Michel Gomez divulga escolhas

Os extremos Simão Santos, do Recreativo do Libolo e Jorge Tati do Interclube, são os destaques da convocatória do técnico francês Michel Gomez, visando a preparação da Selecção Nacional Sénior Masculina de Basquetebol, que de 17 a 28 de Agosto disputa o Campeonato Africano das Nações, Afrobasket, em Antananarivo, Madagáscar.
Anunciada em conferência de imprensa, realizada na sede da Federação Angolana de Basquetebol, FAB, a convocatória do treinador gaulês regista ainda as chamadas, pela primeira vez, de Paulo Santana, Roberto Fortes, Hermenegildo Mbunga e Miguel Kiala (Petro de Luanda) e Valdelício Joaquim, do colégio Hawai, dos Estados Unidos.
Os referidos jogadores, excepto Paulo Santana, já integraram os trabalhos da selecção que preparou o ano passado o Mundial da Turquia. Qualquer um deles nunca tinha sido convocado para um Afrobasket.
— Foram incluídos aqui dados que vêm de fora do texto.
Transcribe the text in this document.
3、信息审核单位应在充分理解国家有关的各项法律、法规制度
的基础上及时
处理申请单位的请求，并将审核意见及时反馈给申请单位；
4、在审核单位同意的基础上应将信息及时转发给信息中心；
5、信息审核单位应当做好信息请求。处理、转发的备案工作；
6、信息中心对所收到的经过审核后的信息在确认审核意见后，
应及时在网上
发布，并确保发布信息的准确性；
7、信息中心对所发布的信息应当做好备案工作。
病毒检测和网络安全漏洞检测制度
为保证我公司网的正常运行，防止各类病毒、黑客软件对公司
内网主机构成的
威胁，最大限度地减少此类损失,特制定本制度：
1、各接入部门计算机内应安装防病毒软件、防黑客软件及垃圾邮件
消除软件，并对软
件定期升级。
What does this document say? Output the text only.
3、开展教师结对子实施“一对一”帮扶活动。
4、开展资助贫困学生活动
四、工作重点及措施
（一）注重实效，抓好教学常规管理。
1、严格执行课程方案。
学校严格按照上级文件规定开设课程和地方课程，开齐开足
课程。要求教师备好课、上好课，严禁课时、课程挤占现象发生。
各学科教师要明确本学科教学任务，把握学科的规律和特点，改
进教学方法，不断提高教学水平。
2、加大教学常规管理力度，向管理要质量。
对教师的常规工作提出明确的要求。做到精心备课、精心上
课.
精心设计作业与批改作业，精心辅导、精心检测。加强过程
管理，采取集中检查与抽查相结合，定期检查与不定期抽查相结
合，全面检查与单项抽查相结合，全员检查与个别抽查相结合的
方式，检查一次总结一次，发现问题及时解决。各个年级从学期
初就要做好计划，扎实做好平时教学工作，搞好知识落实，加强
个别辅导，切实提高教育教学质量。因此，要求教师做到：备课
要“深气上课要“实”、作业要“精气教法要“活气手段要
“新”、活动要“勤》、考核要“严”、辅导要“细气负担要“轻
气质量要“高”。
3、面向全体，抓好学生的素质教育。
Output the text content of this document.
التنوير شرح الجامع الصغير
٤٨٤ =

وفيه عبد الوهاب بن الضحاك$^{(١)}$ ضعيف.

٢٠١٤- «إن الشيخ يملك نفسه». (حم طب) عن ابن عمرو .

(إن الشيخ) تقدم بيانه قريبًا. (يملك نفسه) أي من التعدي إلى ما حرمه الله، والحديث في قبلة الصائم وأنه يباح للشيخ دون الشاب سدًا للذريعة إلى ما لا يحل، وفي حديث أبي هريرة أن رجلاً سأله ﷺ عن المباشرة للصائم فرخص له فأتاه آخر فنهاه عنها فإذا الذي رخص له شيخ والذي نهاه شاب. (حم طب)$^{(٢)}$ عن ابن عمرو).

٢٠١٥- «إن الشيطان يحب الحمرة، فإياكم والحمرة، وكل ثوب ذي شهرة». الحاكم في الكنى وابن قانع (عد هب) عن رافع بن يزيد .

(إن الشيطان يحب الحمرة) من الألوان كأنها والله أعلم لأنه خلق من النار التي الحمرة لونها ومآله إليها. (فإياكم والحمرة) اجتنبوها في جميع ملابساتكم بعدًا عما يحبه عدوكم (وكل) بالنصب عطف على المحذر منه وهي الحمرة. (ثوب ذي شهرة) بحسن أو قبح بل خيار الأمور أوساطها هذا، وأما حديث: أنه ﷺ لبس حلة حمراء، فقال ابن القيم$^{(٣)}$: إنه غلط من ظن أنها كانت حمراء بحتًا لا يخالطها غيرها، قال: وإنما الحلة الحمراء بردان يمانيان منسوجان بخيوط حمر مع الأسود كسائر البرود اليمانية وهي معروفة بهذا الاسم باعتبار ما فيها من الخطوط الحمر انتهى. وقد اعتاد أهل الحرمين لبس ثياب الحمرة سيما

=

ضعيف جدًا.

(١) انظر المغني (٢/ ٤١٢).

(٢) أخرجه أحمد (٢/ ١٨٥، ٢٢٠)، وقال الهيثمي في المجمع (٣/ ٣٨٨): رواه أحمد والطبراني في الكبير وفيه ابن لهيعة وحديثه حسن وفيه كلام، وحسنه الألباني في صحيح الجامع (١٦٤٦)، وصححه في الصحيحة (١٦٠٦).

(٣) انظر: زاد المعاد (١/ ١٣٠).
Incisivo em palavras, o técnico, que fica à frente dos destinos do cinco nacional até Setembro deste ano, justificou as escolhas dizendo que “o programa começou tão logo cheguei a Luanda. Afastaram-me dos meus colaboradores para que eu mesmo pudesse analisar e posteriormente escolher os jogadores que me dão garantias. Escolhi-os. Estou certo e confiante de que juntos vamos fazer um bom trabalho”.
Questionado pelo Jornal de Angola se a inclusão dos experientes Miguel Lutonda, base, e Carlos Almeida, extremo não dava maior confiança e estabilidade psico-emocional à equipa, Michel Gomez, mordaz, respondeu: “se for para manter a selecção era melhor não me convidarem para vir cá. O Miguel Lutonda, por exemplo, não sei se me dá garantias de fazer pressão durante 20 minutos o campo inteiro”, justificou. Compõem a lista de 16 pré-seleccionados os seguintes jogadores: Milton Barros, Domingos Bonifácio, Leonel Paulo e Olímpio Cipriano (Recreativo do Libolo). Armando Costa, Joaquim Gomes “Kikas” e Felizardo Ambrósio (1º de Agosto). Carlos Morais (Petro de Luanda) e Eduardo Mingas (Interclube).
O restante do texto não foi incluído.